= Opening of the Year Festival =

Egyptian festival

The Opening of the Year Festival (wpy-rnp.t), also called the Beginning of the Year (tpy-rnp.t), Coming out of Sothis (pr.t-spd.t), the Birth of the King, and the Birth of Re (msw.t-Rꜥ), was an Egyptian festival celebrating the beginning of the year on the first of Thout. It was in correspondence with the Inundation of the Nile. The different titles were associated with different annual or semi-annual moments that fell on the same date, and possibly with different calendrical systems.

Sopdet was associated with this holiday as the goddess of the Sirius star, as were flood goddesses such as Anuket, Satis (who was also associated with Sirius), and the goddess Isis. As Sopdet did not have a specific cult, the celebration of the festival (as it coincided with the reappearance of the star Sirius) could be considered secular.

==Old Kingdom ==
The festival is attested in the Sahure and Nasuerre calendars from the Old Kingdom.

The regnal year was started at the New Year in the Old Kingdom.

==Middle Kingdom==
The association with the New Year and the celebration of the rising of Sopdet appears solidly for the first time in the Middle Kingdom. However, it is possible this is referenced in ivory carvings from the First Dynasty in the Old Kingdom.

The regnal year started at the New Year in the Middle Kingdom.

Record from around the time of Senusret I's reign indicate a nighttime fire lighting ritual was done on tha New Year, and on the fifth intercalary day (functionally, New Year's Eve).

==New Kingdom ==
By the Ramesside period, the term "Birth of Re (msw.t-Rꜥ)" became preferred over "Opening of the Year (wpy-rnp.t)". Beginning of the year (tpy-rnp.t) was not always used calendrically, and seems to sometimes translate to "annual". The term "front of eternity (ḥꜣ.t nḥḥ)" was also associated with the New Year (as well as other dates connected to royal accessions), and may have been a poetic way of wishing the king more years in his reign.

At least the first three days of the year were public holidays due to Opening of the Year festivities, though more are sometimes recorded. The festivities seem to have typically lasted nine days in the New Kingdom, starting on the day before the intercalary days.

== Ptolemaic and Roman periods ==

In the Ptolemaic and Roman periods, this festival involved the procession of statues held entirely within the temple. It was a national, not regional festival, celebrated in all temples, though regional specificities were noted. The statue would be carried out from the chamber where it was kept most of the time, where it was quite dark, and brought out into halls and courts with increasing amounts of sunlight. It went onto the roof, where the Opening of the Mouth ritual was performed. This and the exposure to sun was a form of spiritual revitalization.

In the Ptolemaic and Roman periods, the New Year festivities often lasted four, five, or nine days, sometimes with a festival day marked on the last day before the intercalary days.

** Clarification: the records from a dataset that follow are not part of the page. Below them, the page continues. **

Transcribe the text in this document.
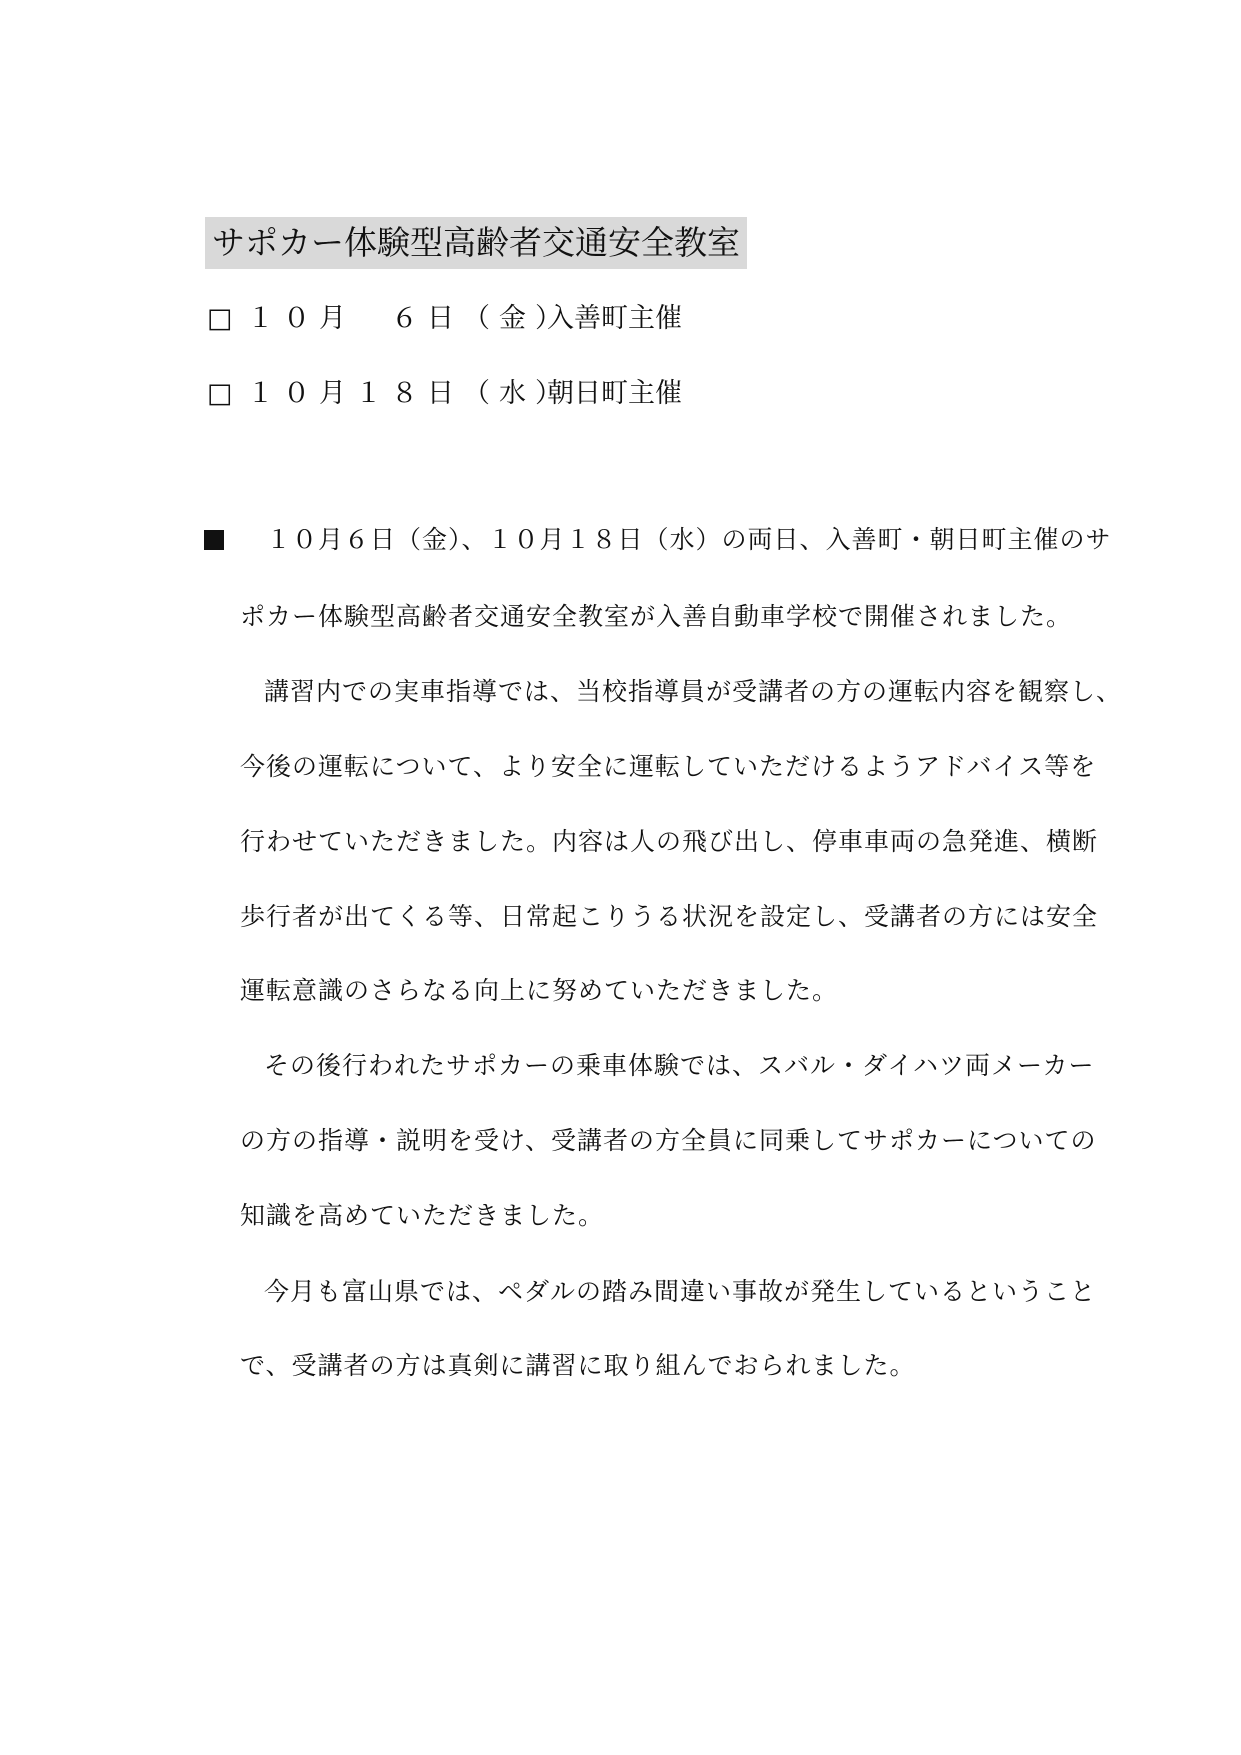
サポカー体験型高齢者交通安全教室
□ １０月　６日（金）入善町主催
□ １０月１８日（水）朝日町主催
１０月６日（金）、１０月１８日（水）の両日、入善町・朝日町主催のサ
ポカー体験型高齢者交通安全教室が入善自動車学校で開催されました。
講習内での実車指導では、当校指導員が受講者の方の運転内容を観察し、
今後の運転について、より安全に運転していただけるようアドバイス等を
行わせていただきました。内容は人の飛び出し、停車車両の急発進、横断
歩行者が出てくる等、日常起こりうる状況を設定し、受講者の方には安全
運転意識のさらなる向上に努めていただきました。
その後行われたサポカーの乗車体験では、スバル・ダイハツ両メーカー
の方の指導・説明を受け、受講者の方全員に同乗してサポカーについての
知識を高めていただきました。
今月も富山県では、ペダルの踏み間違い事故が発生しているということ
で、受講者の方は真剣に講習に取り組んでおられました。
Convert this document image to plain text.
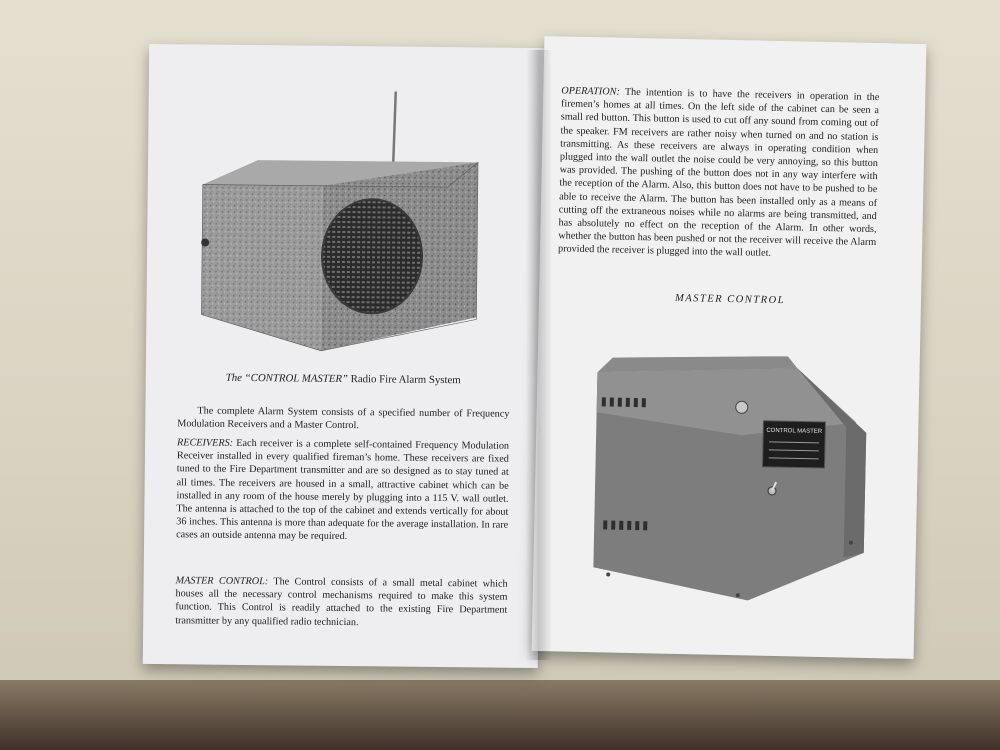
The “CONTROL MASTER” Radio Fire Alarm System

The complete Alarm System consists of a specified number of Frequency Modulation Receivers and a Master Control.

RECEIVERS: Each receiver is a complete self-contained Frequency Modulation Receiver installed in every qualified fireman’s home. These receivers are fixed tuned to the Fire Department transmitter and are so designed as to stay tuned at all times. The receivers are housed in a small, attractive cabinet which can be installed in any room of the house merely by plugging into a 115 V. wall outlet. The antenna is attached to the top of the cabinet and extends vertically for about 36 inches. This antenna is more than adequate for the average installation. In rare cases an outside antenna may be required.

MASTER CONTROL: The Control consists of a small metal cabinet which houses all the necessary control mechanisms required to make this system function. This Control is readily attached to the existing Fire Department transmitter by any qualified radio technician.

OPERATION: The intention is to have the receivers in operation in the firemen’s homes at all times. On the left side of the cabinet can be seen a small red button. This button is used to cut off any sound from coming out of the speaker. FM receivers are rather noisy when turned on and no station is transmitting. As these receivers are always in operating condition when plugged into the wall outlet the noise could be very annoying, so this button was provided. The pushing of the button does not in any way interfere with the reception of the Alarm. Also, this button does not have to be pushed to be able to receive the Alarm. The button has been installed only as a means of cutting off the extraneous noises while no alarms are being transmitted, and has absolutely no effect on the reception of the Alarm. In other words, whether the button has been pushed or not the receiver will receive the Alarm provided the receiver is plugged into the wall outlet.

MASTER CONTROL
CONTROL MASTER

The 'uniting of the sun-disk' (hmn itn), is recorded by Ptolemaic-Roman sources as an essential part of the New Year Feast, but there is only indirect evidence of the practice in the New Kingdom.

It is theorized that a class of artifacts, handled bowls with relief carvings depicting Horus (sometimes in the form of Harpocrates), Isis, or Serapis, and often showing lotuses, grapes, and wreaths, made of dark stone, were ritual objects used during the new year. The dark color may have been evoking Nile soil, and the circular shape and lotuses may have been evoking the sun. Grapes were associated with rebirth and Osiris, whose rebirth was associated with the Inundation. The wreath may have been referencing Osiris, the crown of justification, and the wreath given to gods in this era representing triumph over enemies. Isis's mourning of Osiris was seen as causing the Inundation with her tears, and associated her with Sothis, the star that rises in connection with the Inundation. The Inundation was regarded as a smaller scale repetition of the creation of the world.

In the Roman period, the festival was also called The Day of the Opening of the Seasons (hrw n wn tr.w), the Feast of Eternity (ḥb nḥḥ), and the Feast of Everlastingness (ḥb ḏ.t).

It has been alleged that this festival influenced the New Year Festival held at Makunduchi in Zanzibar, called Naoruz or Siku ya Mwaka. Others claim this festival has a more direct Persian influence.

Solid evidence of the festival being a celebration of Sopdet comes in the Ptolemaic period, though there are earlier references. In this period, the reference to Sirius as the "dog star" influenced the depiction of Sopdet, but otherwise does not seem to have remained in descdants of this festival, such as Coptic Nayrouz or Wafaa El-Nil (the Flooding of the Nile).

==In Modernity==
The term "the Birth of Re (msw.t-Rꜥ)" etymologically became "Mesore", the Coptic month before the intercalary days that come before Thout.